2.Seeking Answers: Research Methods and Fieldwork

This chapter describes how data on girls' hand labor and footbinding was collected in order to examine the possible links between them. It describes the method of inquiry and the selection of village research sites in eight provinces. Interviews and surveys with elderly women asked about their experiences as young girls before marriage. These interviews supplied first-hand information of both qualitative and quantitative value concerning their household economy, their hand labor as girls and footbinding experiences, and indirect data on the footbinding of their senior kinswomen. Assembling the responses first by region and then in the aggregate can reveal whether girls who were required to do handcrafts were also those who were likely to have had their feet bound. The chapter outlines the general characteristics of the village locations, sample size, and women's birth years and education levels.

3.North China Plain

This chapter demonstrates how pervasive footbinding was among the mothers and grandmothers of women we interviewed in northern China. It begins by outlining political and economic background to the region and the development of the preindustrial cotton industry. Hebei province, surrounding Beijing, is the starting point. Heavily influenced by political changes and new developments in transportation and trade, Ding County, was the site of a landmark study of rural China in the 1920s and 1930s. Complementing the early research with new village material provides different perspectives on Ding County's decline in footbinding. Research in villages in Shandong, Henan, and Anhui Provinces provides additional information on the interplay of local environment, trade, girls' hand labor, the pattern of footbinding and the pace of its decline.

4.Northwest China

This chapter continues the inquiry at the western edges of the North China Plain in Shanxi and Shaanxi. Here the four village sites present differences in cotton production, political influence, proximity to urban trade centers, and to the railroad. One northern site in Shanxi experienced the direct effects of the nearby Communist base in the 1930s. One village in Shaanxi lay in the heart of a rich cotton-growing region while the other in Shaanbei lacked locally grown cotton. The chapter focuses on the political and economic changes affecting women's and girls' hand work as well as the timing of footbinding's decline at each site.

5.Southwest China

China's Southwest, lacking locally grown cotton, had imported raw cotton, cotton yarn, and cotton cloth. Among our five village sites in mountainous Yunnan and Guizhou, differences in the distance from industrial centers and the railway allowed some villages to specialize in hand woven textiles and other commercial crafts while other villages relied less on women's handcraft labor. With milder winters, the work of cultivating double-cropped rice and opium left less time for handwork, and generated income used to buy textiles. The variations in Han women's work and footbinding provide fertile ground for testing the relationship between girls' labor and footbinding. The examination of Southwest China concludes with comparison to Gates' earlier survey data on footbinding among nearly 5,000 Sichuan women.

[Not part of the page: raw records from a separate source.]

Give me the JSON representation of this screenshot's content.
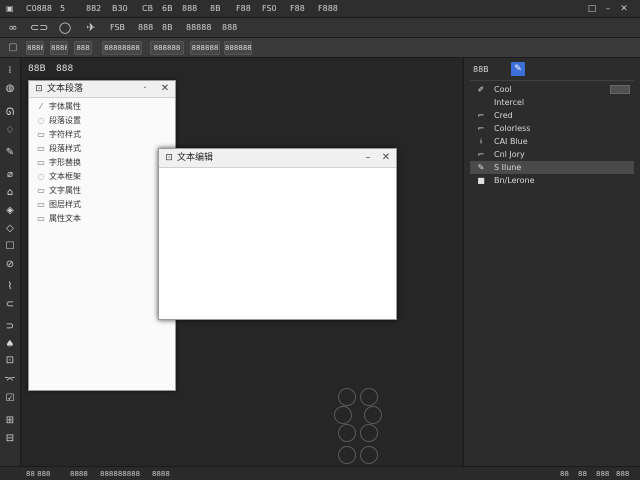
{
  "menubar": {
    "items": [
      "C0888",
      "882",
      "5",
      "",
      "",
      "",
      "",
      "",
      "",
      "",
      "",
      ""
    ],
    "icons": [
      "link-icon",
      "circle-icon",
      "bird-icon"
    ],
    "texts": [
      "B30",
      "CB",
      "6B",
      "888",
      "8B",
      "F88",
      "FS0",
      "F88",
      "F888"
    ],
    "controls": [
      "□",
      "–",
      "✕"
    ]
  },
  "toolbar": {
    "labels": [
      "FSB",
      "888",
      "8B",
      "88888",
      "888"
    ]
  },
  "optionsbar": {
    "buttons": [
      "8888",
      "8888",
      "888",
      "88888888",
      "888888",
      "888888",
      "8888888"
    ]
  },
  "panel_tabs": [
    "88B",
    "888"
  ],
  "list_panel": {
    "title": "文本段落",
    "items": [
      {
        "label": "字体属性"
      },
      {
        "label": "段落设置"
      },
      {
        "label": "字符样式"
      },
      {
        "label": "段落样式"
      },
      {
        "label": "字形替换"
      },
      {
        "label": "文本框架"
      },
      {
        "label": "文字属性"
      },
      {
        "label": "图层样式"
      },
      {
        "label": "属性文本"
      }
    ]
  },
  "dialog": {
    "title": "文本编辑"
  },
  "right_panel": {
    "title": "88B",
    "items": [
      {
        "label": "Cool",
        "icon": "brush-icon"
      },
      {
        "label": "Intercel",
        "icon": "empty-icon"
      },
      {
        "label": "Cred",
        "icon": "frame-icon"
      },
      {
        "label": "Colorless",
        "icon": "frame-icon"
      },
      {
        "label": "CAI Blue",
        "icon": "crop-icon"
      },
      {
        "label": "Cnl Jory",
        "icon": "frame-icon"
      },
      {
        "label": "S Ilune",
        "icon": "pen-icon"
      },
      {
        "label": "Bn/Lerone",
        "icon": "square-icon"
      }
    ]
  },
  "statusbar": {
    "items": [
      "88 888",
      "8888",
      "888888888",
      "8888",
      "88",
      "88",
      "888",
      "888"
    ]
  },
  "colors": {
    "accent": "#3d6fd8",
    "bg": "#232323",
    "panel": "#2c2c2c"
  }
}
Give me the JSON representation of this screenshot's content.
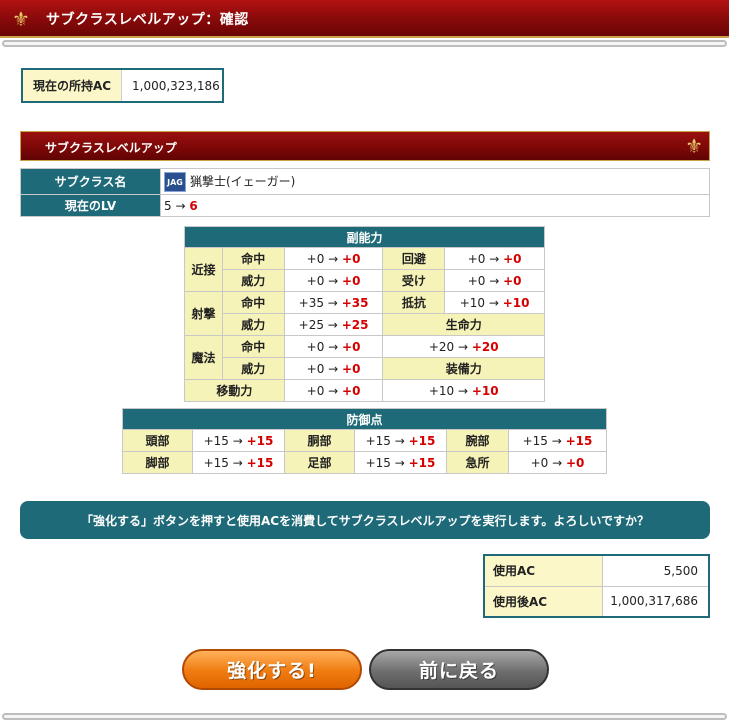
{
  "header": {
    "title": "サブクラスレベルアップ：確認",
    "ornament": "⚜"
  },
  "ac": {
    "label": "現在の所持AC",
    "value": "1,000,323,186"
  },
  "section": {
    "title": "サブクラスレベルアップ",
    "ornament": "⚜"
  },
  "subclass": {
    "name_label": "サブクラス名",
    "badge": "JAG",
    "name": "猟撃士(イェーガー)",
    "lv_label": "現在のLV",
    "lv_from": "5 → ",
    "lv_to": "6"
  },
  "stats": {
    "title": "副能力",
    "groups": {
      "melee": "近接",
      "ranged": "射撃",
      "magic": "魔法"
    },
    "rows": {
      "melee_hit": {
        "label": "命中",
        "from": "+0 → ",
        "to": "+0"
      },
      "evade": {
        "label": "回避",
        "from": "+0 → ",
        "to": "+0"
      },
      "melee_pow": {
        "label": "威力",
        "from": "+0 → ",
        "to": "+0"
      },
      "guard": {
        "label": "受け",
        "from": "+0 → ",
        "to": "+0"
      },
      "ranged_hit": {
        "label": "命中",
        "from": "+35 → ",
        "to": "+35"
      },
      "resist": {
        "label": "抵抗",
        "from": "+10 → ",
        "to": "+10"
      },
      "ranged_pow": {
        "label": "威力",
        "from": "+25 → ",
        "to": "+25"
      },
      "life_label": "生命力",
      "magic_hit": {
        "label": "命中",
        "from": "+0 → ",
        "to": "+0"
      },
      "life": {
        "from": "+20 → ",
        "to": "+20"
      },
      "magic_pow": {
        "label": "威力",
        "from": "+0 → ",
        "to": "+0"
      },
      "equip_label": "装備力",
      "move": {
        "label": "移動力",
        "from": "+0 → ",
        "to": "+0"
      },
      "equip": {
        "from": "+10 → ",
        "to": "+10"
      }
    }
  },
  "defense": {
    "title": "防御点",
    "head": {
      "label": "頭部",
      "from": "+15 → ",
      "to": "+15"
    },
    "body": {
      "label": "胴部",
      "from": "+15 → ",
      "to": "+15"
    },
    "arm": {
      "label": "腕部",
      "from": "+15 → ",
      "to": "+15"
    },
    "leg": {
      "label": "脚部",
      "from": "+15 → ",
      "to": "+15"
    },
    "foot": {
      "label": "足部",
      "from": "+15 → ",
      "to": "+15"
    },
    "vital": {
      "label": "急所",
      "from": "+0 → ",
      "to": "+0"
    }
  },
  "message": "「強化する」ボタンを押すと使用ACを消費してサブクラスレベルアップを実行します。よろしいですか？",
  "cost": {
    "use_label": "使用AC",
    "use_value": "5,500",
    "after_label": "使用後AC",
    "after_value": "1,000,317,686"
  },
  "buttons": {
    "confirm": "強化する!",
    "back": "前に戻る"
  },
  "colors": {
    "teal": "#1e6a78",
    "red_header": "#8a0a0a",
    "highlight": "#d40000",
    "label_bg": "#f6f3b8"
  }
}
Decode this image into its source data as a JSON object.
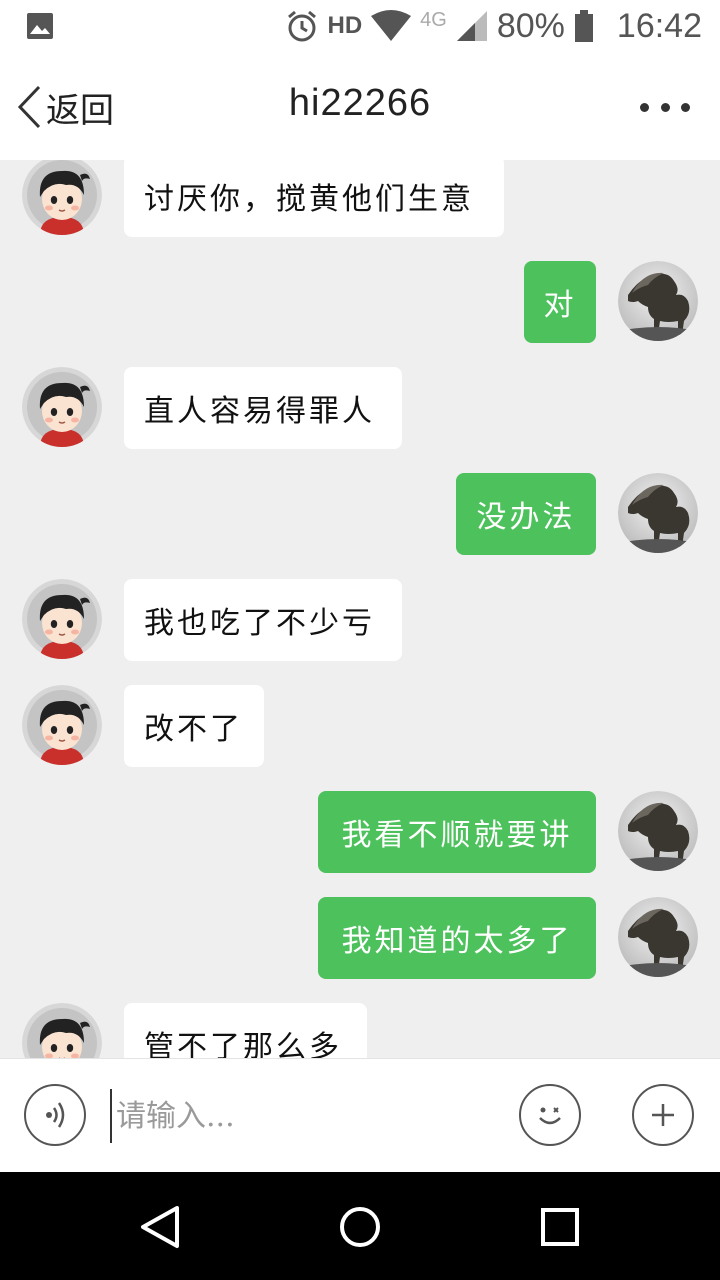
{
  "status_bar": {
    "hd": "HD",
    "network": "4G",
    "battery": "80%",
    "time": "16:42"
  },
  "header": {
    "back_label": "返回",
    "title": "hi22266"
  },
  "messages": [
    {
      "side": "in",
      "text": "讨厌你，搅黄他们生意"
    },
    {
      "side": "out",
      "text": "对"
    },
    {
      "side": "in",
      "text": "直人容易得罪人"
    },
    {
      "side": "out",
      "text": "没办法"
    },
    {
      "side": "in",
      "text": "我也吃了不少亏"
    },
    {
      "side": "in",
      "text": "改不了"
    },
    {
      "side": "out",
      "text": "我看不顺就要讲"
    },
    {
      "side": "out",
      "text": "我知道的太多了"
    },
    {
      "side": "in",
      "text": "管不了那么多"
    }
  ],
  "input": {
    "placeholder": "请输入..."
  },
  "icons": {
    "voice": "voice-icon",
    "emoji": "emoji-icon",
    "plus": "plus-icon",
    "back": "back-triangle-icon",
    "home": "home-circle-icon",
    "recents": "recents-square-icon"
  },
  "colors": {
    "outgoing_bubble": "#4cc15c",
    "incoming_bubble": "#ffffff",
    "chat_background": "#efefef"
  }
}
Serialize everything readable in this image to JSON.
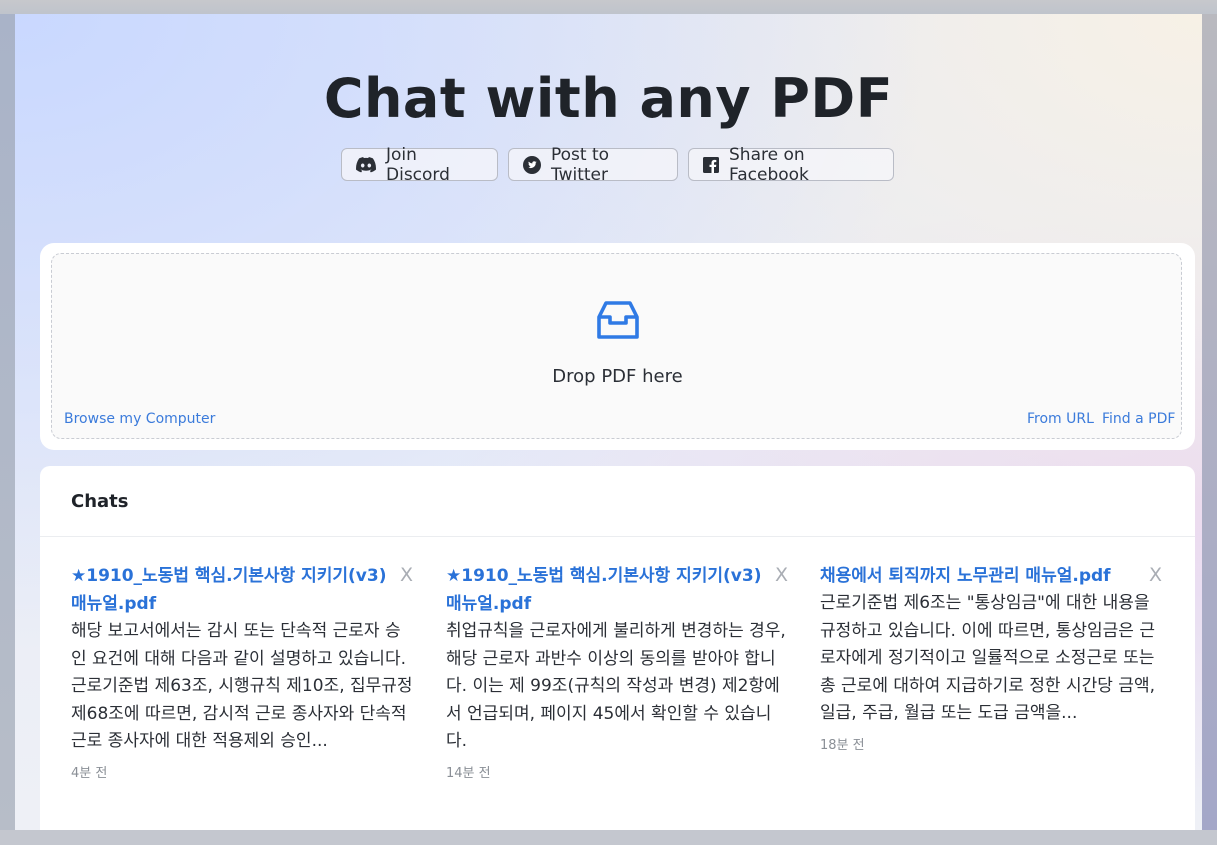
{
  "header": {
    "title": "Chat with any PDF"
  },
  "social": [
    {
      "label": "Join Discord",
      "icon": "discord-icon"
    },
    {
      "label": "Post to Twitter",
      "icon": "twitter-icon"
    },
    {
      "label": "Share on Facebook",
      "icon": "facebook-icon"
    }
  ],
  "upload": {
    "drop_label": "Drop PDF here",
    "browse_label": "Browse my Computer",
    "from_url_label": "From URL",
    "find_pdf_label": "Find a PDF",
    "icon": "inbox-icon",
    "accent_color": "#2f7ae5"
  },
  "chats": {
    "title": "Chats",
    "close_glyph": "X",
    "items": [
      {
        "name": "★1910_노동법 핵심.기본사항 지키기(v3) 매뉴얼.pdf",
        "snippet": "해당 보고서에서는 감시 또는 단속적 근로자 승인 요건에 대해 다음과 같이 설명하고 있습니다. 근로기준법 제63조, 시행규칙 제10조, 집무규정 제68조에 따르면, 감시적 근로 종사자와 단속적 근로 종사자에 대한 적용제외 승인...",
        "time": "4분 전"
      },
      {
        "name": "★1910_노동법 핵심.기본사항 지키기(v3) 매뉴얼.pdf",
        "snippet": "취업규칙을 근로자에게 불리하게 변경하는 경우, 해당 근로자 과반수 이상의 동의를 받아야 합니다. 이는 제 99조(규칙의 작성과 변경) 제2항에서 언급되며, 페이지 45에서 확인할 수 있습니다.",
        "time": "14분 전"
      },
      {
        "name": "채용에서 퇴직까지 노무관리 매뉴얼.pdf",
        "snippet": "근로기준법 제6조는 \"통상임금\"에 대한 내용을 규정하고 있습니다. 이에 따르면, 통상임금은 근로자에게 정기적이고 일률적으로 소정근로 또는 총 근로에 대하여 지급하기로 정한 시간당 금액, 일급, 주급, 월급 또는 도급 금액을...",
        "time": "18분 전"
      }
    ]
  }
}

6.Bound Feet Across China.

The final chapter tests the general hypothesis that continued handwork by girls and women was instrumental in the persistence of footbinding. Aggregating quantitative data from our individual village sites across China and using logistic regressions, we show that when girls performed handwork for income, the likelihood that they were footbound was significantly greater than when they did not do handwork for income. Footbinding declined earlier when girls were not involved in commercial handwork. These findings are placed in the context of China's industrialization, the spread of textile mills, and widespread displacement of girls' hand labor in cotton textiles. The study provides solid evidence for a radically different interpretation of China's tradition of footbinding and its deleterious, life-long effects on millions of girls and women. A major force in its eradication was the expansion of commerce and industry.